For the styling of his supercar Zampolli asked well-known designer Marcello Gandini, who had already sketched many Lamborghini models before. His first attempt didn’t fit the expectations of neither Zampolli nor Moroder. But when showed a second set of sketches and a new model in scale of 1:5 Zampolli was happy: it was as radical and unusual as he liked his car to be. Little did he know that Gandini earlier showed this very design as P132 to Lamborghini, where it was disliked by that-time owner Chrysler. Without his knowing the Lamborghini design department refined that car to become the Diablo in 1990 – still very similar to the Cizeta V16T, even visible to non-car fans. But the Cizeta got some details Lamborghini wouldn’t produce, like four folding headlights and the very big and flat bonnet with integrated rear spoiler. The prototype and two production cars for Brunei showed horizontal bars at the side air intakes and other front intakes then later production cars, which also got vertical bars at the sides.

Shortly after the world premiere of the prototype in Los Angeles in December 1988, Zampolli and Moroder broke their cooperation. The musician didn’t understand why it took so long to develop the car and asked Uwe Gemballa in Germany on his own, if he could built the car with plastic bodywork and BMW engines. He also offered Zampolli to buy his stakes in the company, but the deal didn’t work due to financial disagreements. Zampolli finally offered Moroder the pearlwhite V16T prototype when he would left the company. After that deal was done, he renamed the company to Cizeta Automobili and finally started building the first production cars in late 1989. There were quite a few pre-orders for the car and early plannings spoke about up to one car per week to be build. But this number couldn’t be reached at all, so they changed to 40 cars per year and later to ten. All together only ten Coupés (including the prototype) and in 2003 a one-off Spyder named Fenice TTJ have been produced. This one and the final two Coupés have been built in California, while original factory was in Modena/Italy. At the Geneva Motorshow 1989 they announced a base price for Germany of 527,250 DM while in the USA it was 350,000 $ in the beginning, but got up to 500,000 $ immediately. Most cars were exported to East Asian market, specially to Japan. The Japanese importer even planned to go racing with the car, but had to cancel his plans when the Japanese stock market slipped.
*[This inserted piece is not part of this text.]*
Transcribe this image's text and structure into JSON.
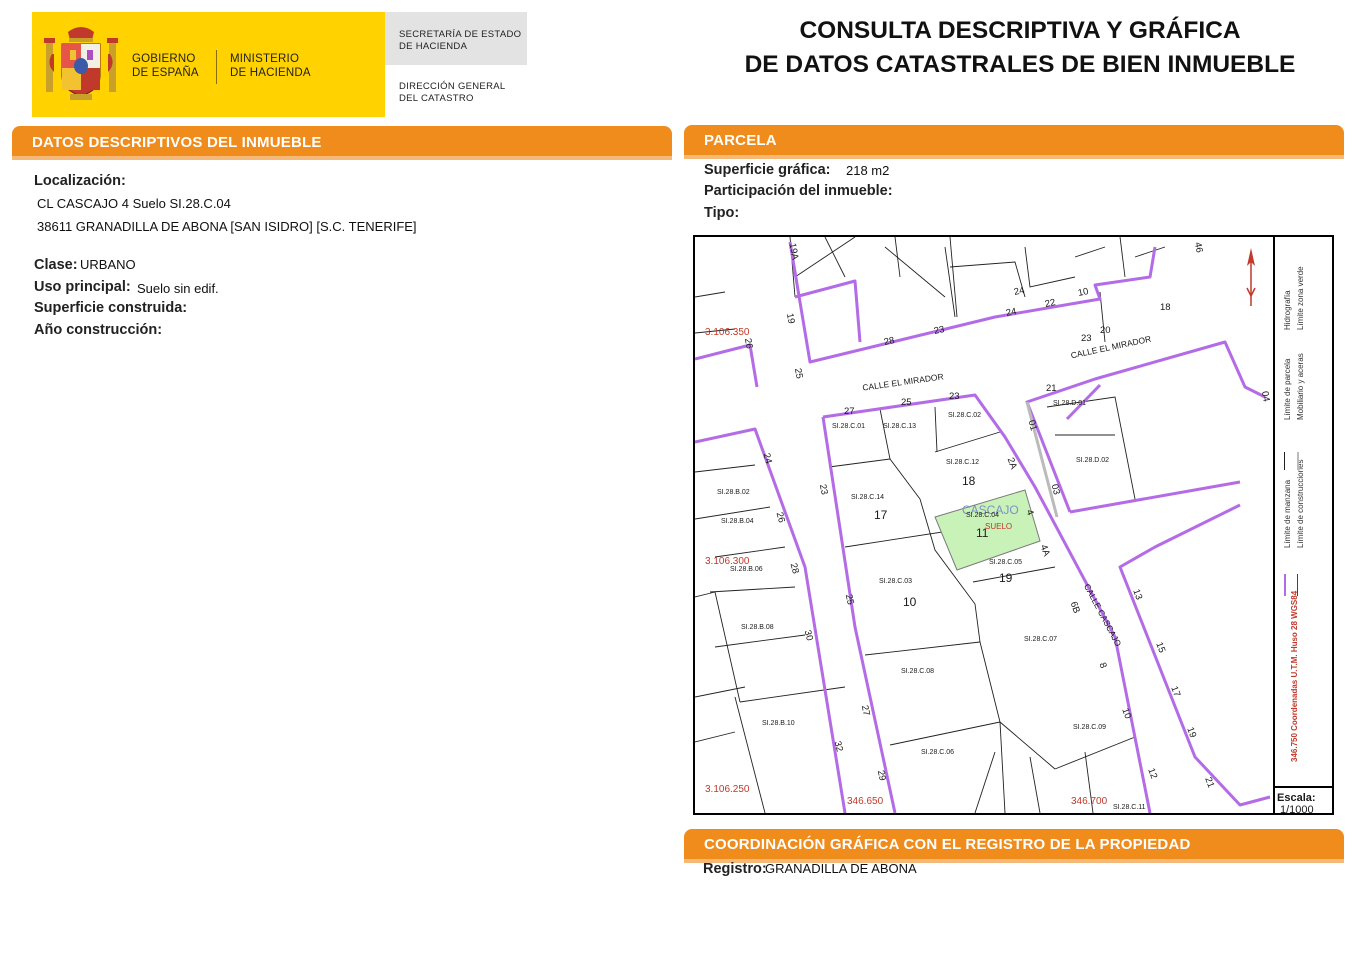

Also Claudio Zampolli came into financial problems when Italian government hold back about one million dollars of VAT repayment for exported cars and his reputation at the banks turned to worse. A credit of 500,000 $ went down to only 30,000 $ – not enough to pay suppliers. So he had to close his manufactory in 1995 but managed to get all chassis, engines and parts left to bring them to California into his new company Cizeta Automobili USA. There he not only offers service for all cars, but also builds new cars on customer request every now and then. Depending on some sources three chassis are still left and stored.

All Cizeta V16T still exist today. The two Brunei cars received new interiors and a technical swap to Ferrari 512 TR engines during their time there. For all other cars Zampolli offers spare parts and is also able to reproduce missing parts with original plans and tools. The Cizeta-Moroder prototype got restored shortly by Canepa after being in depot since 1990.